The real value of CBPMs will likely lie in the potentially life changing effects they could have on the lives of some patients. Currently, those seen as most likely to benefit from treatment are patients with severe treatment-resistant paediatric epilepsy who have typically tried most other licensed medicines, often with little obvious benefit and an increased risk of adverse effects. Real world evidence incorporating the patient perspective via the measurement of patient reported outcomes could provide powerful insight as to the real value of CBPMs in terms of their wider impact on quality of life, symptoms and functioning.

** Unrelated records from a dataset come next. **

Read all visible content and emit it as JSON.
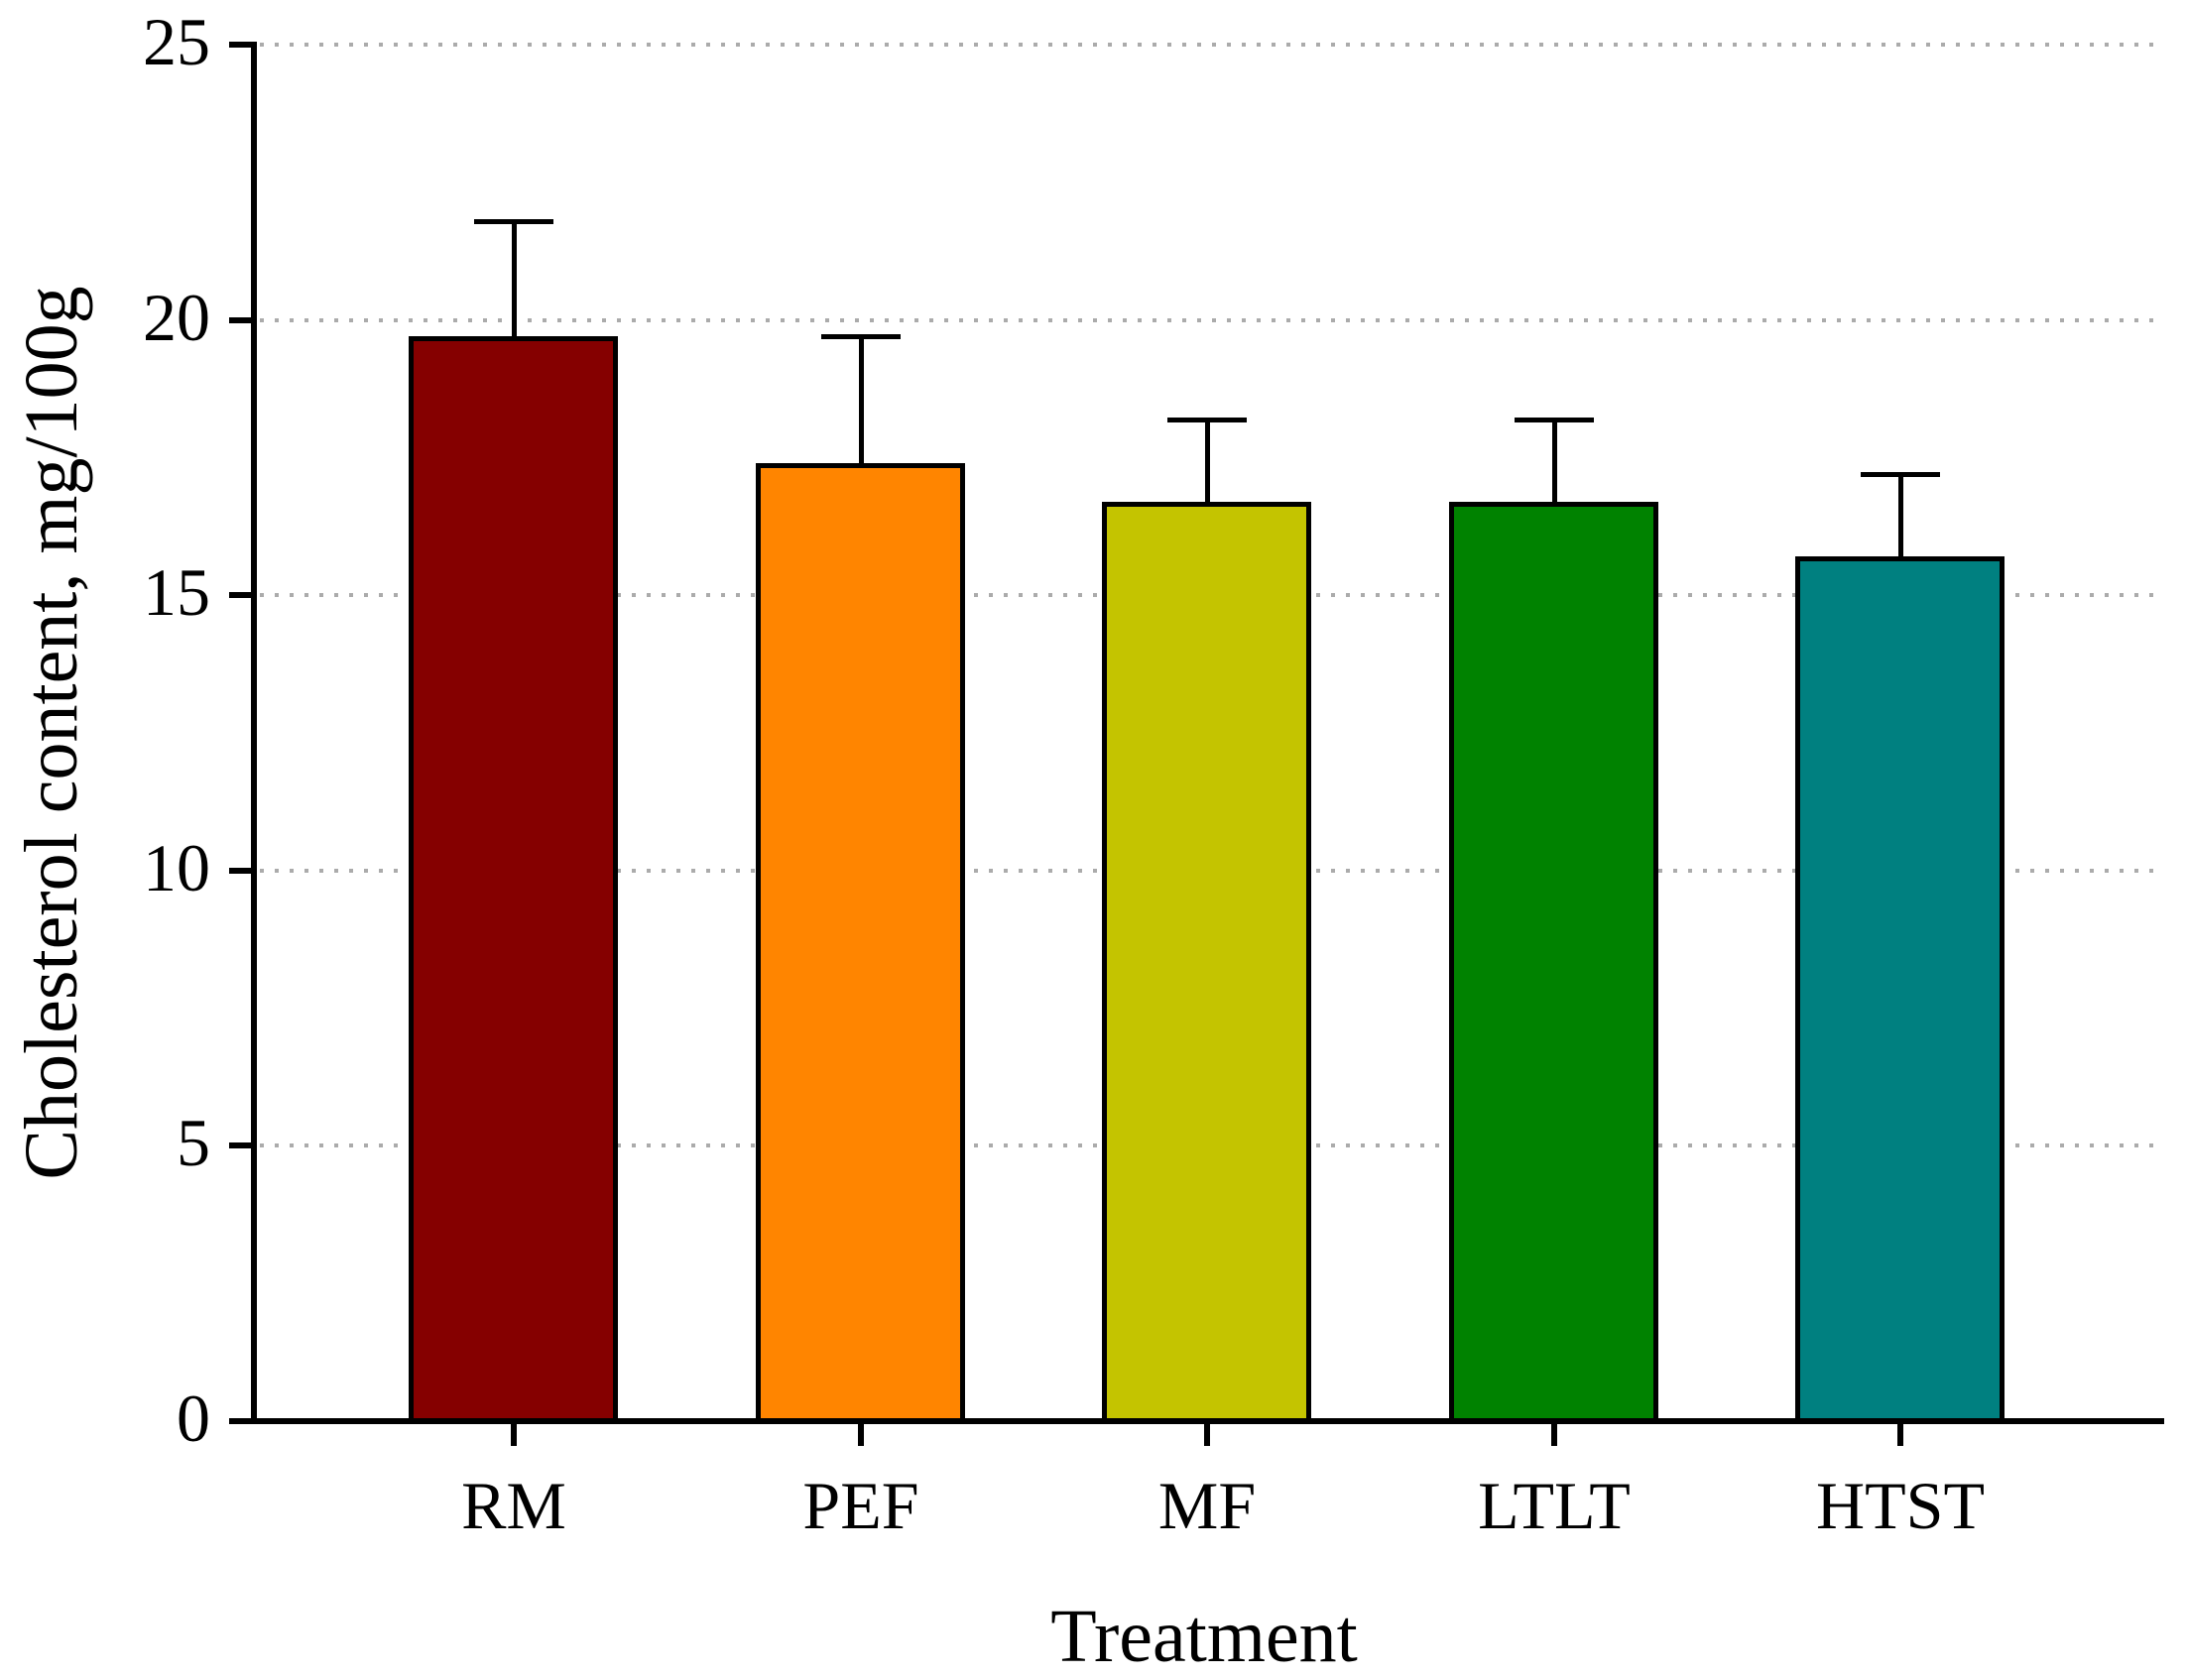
{
  "chart_data": {
    "type": "bar",
    "title": "",
    "xlabel": "Treatment",
    "ylabel": "Cholesterol content, mg/100g",
    "categories": [
      "RM",
      "PEF",
      "MF",
      "LTLT",
      "HTST"
    ],
    "values": [
      19.7,
      17.4,
      16.7,
      16.7,
      15.7
    ],
    "errors_upper": [
      2.1,
      2.3,
      1.5,
      1.5,
      1.5
    ],
    "bar_colors": [
      "#850000",
      "#FF8500",
      "#C4C400",
      "#008200",
      "#008080"
    ],
    "bar_border_color": "#000000",
    "error_bar_color": "#000000",
    "error_bar_style": "upper only, capped",
    "ylim": [
      0,
      25
    ],
    "yticks": [
      0,
      5,
      10,
      15,
      20,
      25
    ],
    "grid": {
      "horizontal": true,
      "style": "dotted",
      "color": "#ABABAB",
      "at": [
        5,
        10,
        15,
        20,
        25
      ]
    },
    "legend": "none",
    "axis_color": "#000000",
    "background": "#FFFFFF"
  }
}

When demand outweighs supply

Until there is a consistent supply of CBPMs, evidence generation and access will continue to be a challenge. Most CBPMs are manufactured outside the UK, so the NHS is reliant on imports, often leading to delays. This has led to some patients travelling abroad to source their medicines and illegally transporting them back to the UK. There is also concern over the quality and consistency of products. Further support will be needed to help minimise disruption to supply routes and to enable stakeholders to gain timely and efficient access to high quality treatments within the UK.

A lesson for the future

The sudden decision to legalise CBPMs has left clinicians and patients in an uncertain position. Robust evidence on the safety and outcomes of CBPMs will help to build confidence on both sides and may increase access by demonstrating cost-effectiveness and paving the way for clearer funding routes. CBPMs are not perceived as a ‘miracle cure’ by any means but may offer a better quality of life for some patients and their families. Equipping patients and healthcare professionals with the guidance and information they need to make informed treatment decisions may help break down existing barriers to accessing CBPMs within the NHS.